Regime leaders “believe that when they acquire a nuclear bomb, [others] will start to behave toward them as they do toward North Korea,” said Heydari. “As a matter of fact, the leading way of thinking in Iran is [devoted to] protecting their own security, and nobody else’s,” he added.
“They are busying themselves with ideological preparations for the arrival of the hidden Imam and are preparing the ground for that in a practical way; for this purpose, they are willing to spill much blood and destroy many countries.”
Heydari, who was previously stationed at Tehran’s Imam Khomeini International Airport as the representative of the Iranian Foreign Ministry, said that while he worked there he noticed that Hezbollah groups would come to Iran, acquire knowledge and send it back to Lebanon, under the auspices of the Revolutionary Guards. He said that Hezbollah had contacts with terrorist outfits in Iraq and Afghanistan, as well as the Taliban and al-Qaeda, with which it had close ties.

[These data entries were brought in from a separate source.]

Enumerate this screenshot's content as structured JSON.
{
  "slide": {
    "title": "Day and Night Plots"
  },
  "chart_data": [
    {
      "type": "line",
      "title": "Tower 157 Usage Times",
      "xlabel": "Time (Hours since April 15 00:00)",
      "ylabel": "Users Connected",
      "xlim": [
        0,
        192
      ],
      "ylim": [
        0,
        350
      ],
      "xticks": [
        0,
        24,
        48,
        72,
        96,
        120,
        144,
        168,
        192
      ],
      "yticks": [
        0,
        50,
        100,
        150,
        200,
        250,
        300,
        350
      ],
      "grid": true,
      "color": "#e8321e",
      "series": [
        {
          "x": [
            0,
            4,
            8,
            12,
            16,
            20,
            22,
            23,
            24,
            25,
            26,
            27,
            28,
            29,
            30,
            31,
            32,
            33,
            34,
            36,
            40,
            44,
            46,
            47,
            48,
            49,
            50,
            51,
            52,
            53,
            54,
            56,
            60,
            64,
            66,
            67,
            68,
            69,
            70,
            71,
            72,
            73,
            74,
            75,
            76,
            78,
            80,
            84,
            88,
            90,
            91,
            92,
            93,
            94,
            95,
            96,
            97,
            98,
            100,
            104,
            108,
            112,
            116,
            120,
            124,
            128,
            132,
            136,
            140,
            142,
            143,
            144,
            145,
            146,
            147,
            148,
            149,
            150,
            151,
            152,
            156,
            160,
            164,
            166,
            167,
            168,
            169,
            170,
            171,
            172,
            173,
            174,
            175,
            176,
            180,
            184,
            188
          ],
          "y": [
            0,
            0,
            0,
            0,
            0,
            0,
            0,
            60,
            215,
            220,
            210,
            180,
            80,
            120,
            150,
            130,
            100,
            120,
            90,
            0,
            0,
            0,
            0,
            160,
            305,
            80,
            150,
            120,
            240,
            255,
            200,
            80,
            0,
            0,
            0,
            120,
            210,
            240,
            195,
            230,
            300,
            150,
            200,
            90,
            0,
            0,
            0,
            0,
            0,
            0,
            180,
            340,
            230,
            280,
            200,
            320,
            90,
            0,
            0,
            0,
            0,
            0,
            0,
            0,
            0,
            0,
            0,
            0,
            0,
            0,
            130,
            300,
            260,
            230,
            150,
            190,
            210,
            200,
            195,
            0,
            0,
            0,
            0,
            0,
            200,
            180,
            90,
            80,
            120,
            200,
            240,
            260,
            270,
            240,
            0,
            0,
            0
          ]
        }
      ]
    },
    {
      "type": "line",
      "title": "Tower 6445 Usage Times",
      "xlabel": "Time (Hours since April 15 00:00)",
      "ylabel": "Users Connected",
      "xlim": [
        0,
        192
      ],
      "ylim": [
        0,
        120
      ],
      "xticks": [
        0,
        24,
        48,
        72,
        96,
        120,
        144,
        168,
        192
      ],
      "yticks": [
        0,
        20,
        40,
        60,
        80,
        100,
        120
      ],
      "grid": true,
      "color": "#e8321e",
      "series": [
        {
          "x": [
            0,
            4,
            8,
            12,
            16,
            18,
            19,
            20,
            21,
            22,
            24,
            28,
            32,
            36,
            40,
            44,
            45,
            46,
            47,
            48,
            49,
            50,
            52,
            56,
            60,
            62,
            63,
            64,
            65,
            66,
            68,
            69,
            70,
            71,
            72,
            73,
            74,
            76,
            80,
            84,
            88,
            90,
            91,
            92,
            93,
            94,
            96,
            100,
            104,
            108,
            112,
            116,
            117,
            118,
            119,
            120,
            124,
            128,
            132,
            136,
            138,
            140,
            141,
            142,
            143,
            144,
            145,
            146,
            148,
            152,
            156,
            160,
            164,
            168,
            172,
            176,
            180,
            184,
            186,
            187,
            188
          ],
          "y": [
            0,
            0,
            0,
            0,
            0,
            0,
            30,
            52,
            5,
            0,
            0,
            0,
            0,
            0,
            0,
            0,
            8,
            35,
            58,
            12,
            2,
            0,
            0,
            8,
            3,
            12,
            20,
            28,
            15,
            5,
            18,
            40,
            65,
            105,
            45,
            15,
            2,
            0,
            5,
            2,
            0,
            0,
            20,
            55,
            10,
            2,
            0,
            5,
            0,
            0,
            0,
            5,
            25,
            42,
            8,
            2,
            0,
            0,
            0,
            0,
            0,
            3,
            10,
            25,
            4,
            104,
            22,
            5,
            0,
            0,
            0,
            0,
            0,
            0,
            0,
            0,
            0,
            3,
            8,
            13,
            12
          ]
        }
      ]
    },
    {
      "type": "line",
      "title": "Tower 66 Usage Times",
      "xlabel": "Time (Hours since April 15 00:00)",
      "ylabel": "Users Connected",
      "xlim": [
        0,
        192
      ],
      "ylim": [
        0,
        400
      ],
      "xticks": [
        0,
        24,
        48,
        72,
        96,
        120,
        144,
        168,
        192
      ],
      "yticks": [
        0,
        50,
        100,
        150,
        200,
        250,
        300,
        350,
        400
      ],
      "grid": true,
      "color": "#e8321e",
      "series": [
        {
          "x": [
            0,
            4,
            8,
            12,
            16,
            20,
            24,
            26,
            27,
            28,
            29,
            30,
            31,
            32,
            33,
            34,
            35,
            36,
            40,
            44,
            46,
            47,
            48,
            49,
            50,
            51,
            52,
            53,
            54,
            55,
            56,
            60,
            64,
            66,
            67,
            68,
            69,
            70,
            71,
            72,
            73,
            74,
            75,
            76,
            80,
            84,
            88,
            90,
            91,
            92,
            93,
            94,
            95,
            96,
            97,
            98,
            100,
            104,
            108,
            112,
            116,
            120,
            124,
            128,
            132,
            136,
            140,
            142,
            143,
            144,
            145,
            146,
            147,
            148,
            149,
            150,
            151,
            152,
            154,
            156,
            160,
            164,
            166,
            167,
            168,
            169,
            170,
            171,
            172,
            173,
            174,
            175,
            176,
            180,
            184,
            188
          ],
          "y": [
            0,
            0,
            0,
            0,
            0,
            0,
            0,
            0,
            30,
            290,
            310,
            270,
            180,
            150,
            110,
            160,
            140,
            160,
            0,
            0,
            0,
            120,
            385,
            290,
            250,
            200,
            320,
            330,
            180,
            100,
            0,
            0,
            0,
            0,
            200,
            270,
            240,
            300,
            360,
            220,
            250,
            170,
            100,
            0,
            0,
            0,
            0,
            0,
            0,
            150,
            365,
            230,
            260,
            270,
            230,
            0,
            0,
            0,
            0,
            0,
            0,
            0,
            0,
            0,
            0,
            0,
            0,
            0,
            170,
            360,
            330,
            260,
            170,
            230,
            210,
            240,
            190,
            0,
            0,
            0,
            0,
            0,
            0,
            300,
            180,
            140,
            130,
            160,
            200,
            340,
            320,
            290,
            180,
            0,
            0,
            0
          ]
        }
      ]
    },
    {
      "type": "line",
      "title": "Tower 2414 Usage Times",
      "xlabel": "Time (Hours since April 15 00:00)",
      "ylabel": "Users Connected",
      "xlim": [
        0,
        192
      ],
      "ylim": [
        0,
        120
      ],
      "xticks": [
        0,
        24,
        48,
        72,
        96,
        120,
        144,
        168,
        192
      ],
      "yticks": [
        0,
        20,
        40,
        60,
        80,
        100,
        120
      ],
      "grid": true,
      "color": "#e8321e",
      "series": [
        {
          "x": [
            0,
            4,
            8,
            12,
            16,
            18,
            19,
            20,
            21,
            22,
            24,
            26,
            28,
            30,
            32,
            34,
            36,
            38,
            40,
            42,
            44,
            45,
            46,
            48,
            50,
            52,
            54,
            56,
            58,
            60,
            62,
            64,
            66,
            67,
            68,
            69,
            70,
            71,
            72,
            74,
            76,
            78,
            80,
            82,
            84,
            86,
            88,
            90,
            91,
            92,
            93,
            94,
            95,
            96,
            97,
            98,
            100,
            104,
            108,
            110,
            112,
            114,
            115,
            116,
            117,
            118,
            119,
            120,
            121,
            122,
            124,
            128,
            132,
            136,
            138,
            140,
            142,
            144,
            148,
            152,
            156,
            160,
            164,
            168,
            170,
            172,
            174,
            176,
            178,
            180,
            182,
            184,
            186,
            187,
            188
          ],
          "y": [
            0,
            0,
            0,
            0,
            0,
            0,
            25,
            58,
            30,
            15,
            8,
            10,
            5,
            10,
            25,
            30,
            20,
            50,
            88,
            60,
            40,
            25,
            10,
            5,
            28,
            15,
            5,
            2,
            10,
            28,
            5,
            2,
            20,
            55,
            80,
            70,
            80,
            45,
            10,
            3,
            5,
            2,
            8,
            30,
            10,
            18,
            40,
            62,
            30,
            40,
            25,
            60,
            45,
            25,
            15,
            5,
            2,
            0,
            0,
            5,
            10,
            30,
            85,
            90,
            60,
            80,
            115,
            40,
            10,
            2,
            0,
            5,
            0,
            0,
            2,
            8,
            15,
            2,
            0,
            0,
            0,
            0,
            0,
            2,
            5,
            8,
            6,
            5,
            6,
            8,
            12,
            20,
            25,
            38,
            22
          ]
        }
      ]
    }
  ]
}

Heydari, who went on to serve as an Iranian diplomat in Georgia, Germany and finally Norway, said he knew of civilian airplanes from South America arriving with no passengers but with weaponry and material for the nuclear program. He spoke in the interview of uranium purchased for and transported to Iran by Venezuela.
“Venezuela might buy uranium from another country, and after that, send it to Iran by civil flight,” Heydari said. He suggested that the uranium was bought from “the mafia.”
He also said he had been told when serving as a diplomat to try to recruit western nuclear scientists for large salaries and had personally arranged for dozens of North Korean nuclear personnel to come to Iran. He said Iran used diplomatic mail to import material relating to its nuclear program.
“If the US and Western countries believe Iran belongs to the Axis of Evil, as George Bush said, and that it aids international terrorists, they have to oust this regime,” said Heydari. He said that with strong enough sanctions, such as closing all Iranian embassies abroad and preventing Iranian ministers from leaving the country with the threat of their arrests, it would be possible “to help the Iranians.” In order to achieve results, he said, Iran must be treated “like the apartheid regime in South Africa.”
Heydari described his rise up the Foreign Ministry ranks, saying that he was considered loyal to the regime because he had participated and sustained wounds in the Iran-Iraq war. He said that though he wasn’t a religious man himself, he and other government employees had been instructed to “uphold the religious principles,” pray several times a day, fast when necessary, grow beards and “dress like Hezbollah men.”
He said he gradually began to realize that he was “not alone” — that many other Foreign Ministry employees were only pretending to be religious and ideologically loyal to the regime.
He was posted as consul to Norway in 2008. In 2010, he resigned and has stayed in Oslo since, in a location strictly guarded by the Norwegian authorities.
During the interview, Heydari claimed that five other Iranian diplomats — in Brussels, London, Geneva, Milan and Paris — had defected recently.
The interview was brokered by an Iranian Jewish woman who immigrated to Israel 13 years ago, and arranged it via Norway’s security authorities. It took place in an Oslo hotel; Heydari had insisted on a public location, the report said.
Heydari acknowledged that his relatives still in Iran have asked him not to speak out publicly, but said he felt the imperative to speak, and had no problem with the interview being screened in Israel.